Il vecchietto si tolse il copricapo, si gratto' educatamente dietro le orecchie, poi pianto' in faccia a Ezio un paio d'occhietti azzurri profondi come la Fossa delle Marianne, e abbozzando un sorriso, replico' sempre con lo stesso, impercettibile tono di voce: "Ach figliolo, foi romani essere sempre tremendamente sospettosi yah... tua reliquia ferra' custodita celosamente assieme ad altre sacre vestigia di passato, tu sei contento immacino si!? Ora preco, tu dare me quello che io foglio, io dare te valigetta e poi noi salutare e mai piu' rifedere, yah?"

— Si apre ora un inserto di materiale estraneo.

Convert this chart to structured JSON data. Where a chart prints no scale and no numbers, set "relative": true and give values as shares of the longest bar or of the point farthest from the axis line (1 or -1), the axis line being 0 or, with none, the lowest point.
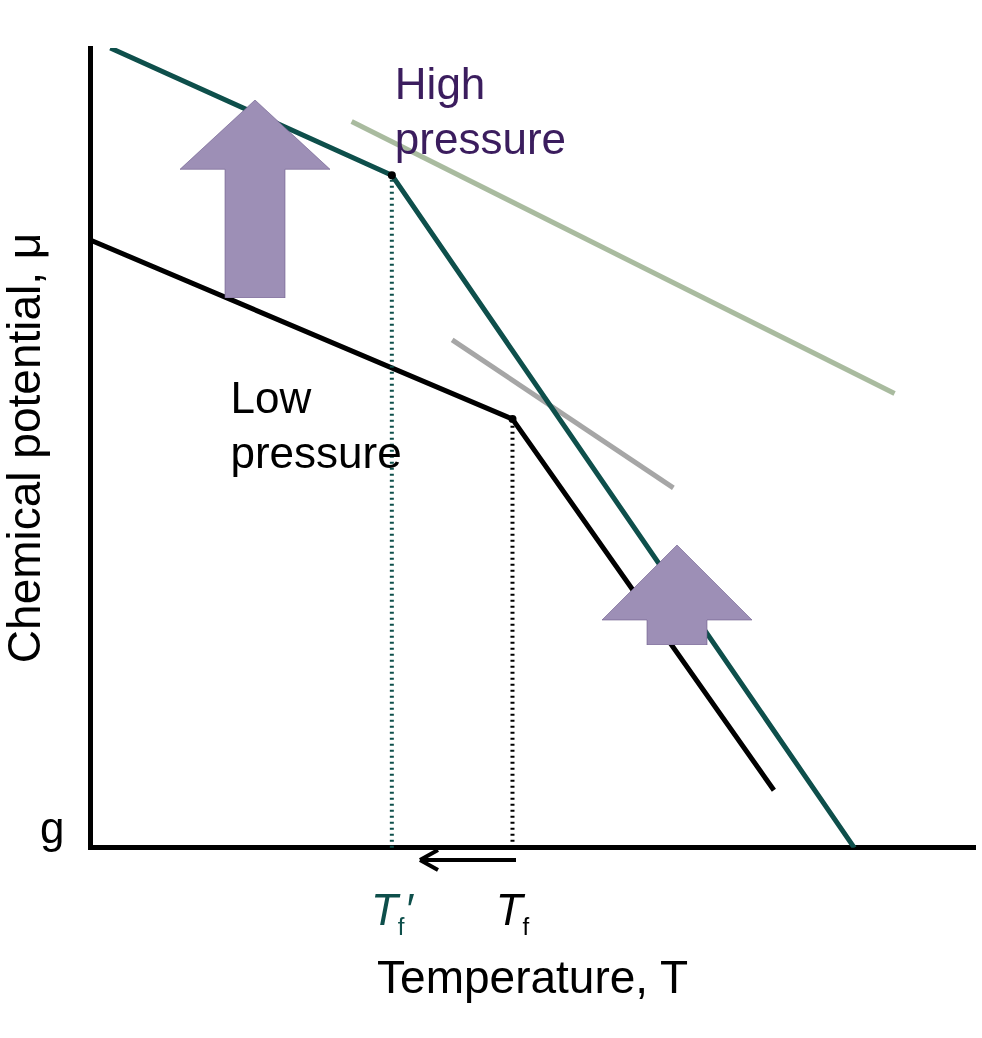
{
  "chart_data": {
    "type": "line",
    "relative": true,
    "xlabel": "Temperature, T",
    "ylabel": "Chemical potential, μ",
    "tick_labels": "x",
    "grid": false,
    "legend": false,
    "categories": [
      null,
      null,
      null,
      null,
      null,
      null,
      null,
      null,
      null,
      null,
      null,
      null,
      null,
      null,
      null,
      "T$_{f}$′",
      null,
      null,
      null,
      null,
      null,
      "T$_{f}$",
      null,
      null,
      null,
      null,
      null,
      null,
      null,
      null,
      null,
      null,
      null,
      null,
      null,
      null,
      null,
      null,
      null,
      null,
      null,
      null,
      null,
      null,
      null
    ],
    "series": [
      {
        "name": "Low pressure",
        "color": "#000000",
        "values": [
          0.76,
          null,
          null,
          null,
          null,
          null,
          null,
          null,
          null,
          null,
          null,
          null,
          null,
          null,
          null,
          null,
          null,
          null,
          null,
          null,
          null,
          0.536,
          null,
          null,
          null,
          null,
          null,
          null,
          null,
          null,
          null,
          null,
          null,
          null,
          0.072,
          null,
          null,
          null,
          null,
          null,
          null,
          null,
          null,
          null,
          null
        ]
      },
      {
        "name": "High pressure",
        "color": "#0e4f4b",
        "values": [
          null,
          1,
          null,
          null,
          null,
          null,
          null,
          null,
          null,
          null,
          null,
          null,
          null,
          null,
          null,
          0.841,
          null,
          null,
          null,
          null,
          null,
          null,
          null,
          null,
          null,
          null,
          null,
          null,
          null,
          null,
          null,
          null,
          null,
          null,
          null,
          null,
          null,
          null,
          0,
          null,
          null,
          null,
          null,
          null,
          null
        ]
      },
      {
        "color": "#a9bb9f",
        "values": [
          null,
          null,
          null,
          null,
          null,
          null,
          null,
          null,
          null,
          null,
          null,
          null,
          null,
          0.908,
          null,
          null,
          null,
          null,
          null,
          null,
          null,
          null,
          null,
          null,
          null,
          null,
          null,
          null,
          null,
          null,
          null,
          null,
          null,
          null,
          null,
          null,
          null,
          null,
          null,
          null,
          0.568,
          null,
          null,
          null,
          null
        ]
      },
      {
        "color": "#a6a6a6",
        "values": [
          null,
          null,
          null,
          null,
          null,
          null,
          null,
          null,
          null,
          null,
          null,
          null,
          null,
          null,
          null,
          null,
          null,
          null,
          0.635,
          null,
          null,
          null,
          null,
          null,
          null,
          null,
          null,
          null,
          null,
          0.45,
          null,
          null,
          null,
          null,
          null,
          null,
          null,
          null,
          null,
          null,
          null,
          null,
          null,
          null,
          null
        ]
      }
    ],
    "ref_lines": [
      {
        "axis": "x",
        "value": "T$_{f}$′",
        "color": "#0e4f4b",
        "line_style": "dotted"
      },
      {
        "axis": "x",
        "value": "T$_{f}$",
        "color": "#000000",
        "line_style": "dotted"
      }
    ],
    "annotations": [
      "g"
    ]
  }
}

Quasi ipnotizzato, Ezio assenti' brevemente col capo, lancio' uno sguardo furtivo tutt'intorno, e visto che proprio in quel momento l'attenzione generale era concentrata sull'arrivo di una famosa e popputa diva del cinema, estrasse da sotto il trench un pacchetto rozzamente confezionato con una bustina di plastica stretta in cima da un elastico, e lo passo' all'omino. Costui sciolse delicatamente la chiusura, controllo' il contenuto della busta, la richiuse con lentissima cura, e
la fece sparire all'interno della giacca, segnandosi fugacemente la fronte. La valigetta passo' di mano, Ezio ne controllo' rapidamente il contenuto, ed evidentemente soddisfatto la richiuse.
L'omino si alzo', calcandosi di nuovo il cappello in testa, e prima di incamminarsi verso il proprio macinino, saluto' Ezio con un "Fai in pace figliolo, e crazie!"
Ezio lo vide entrare in macchina con insospettata agilita', fare manovra con destrezza e mentre lo stesso vigilante provvedeva a fermare l'ingresso di un famosissimo calciatore alla guida della propria Ferrari, infilo' rapidamente l'uscita. Ezio attese ancora qualche minuto, poi prese la valigetta e cercando di non dare nell'occhio, usci' dal giardino della clinica e prese il primo autobus in direzione centro.
Il giorno dopo, durante la consueta colazione al bar "Da Giggetto" a base di cappuccino, cornetto e "Il Messaggero", non noto' il trafiletto che raccontava come voci non confermate parlassero di una fugace e segreta visita del Santo Padre a Totti, e della misteriosa sparizione dai laboratori di Villa Stuart, del legamento crociato rimosso al capitano giallorosso.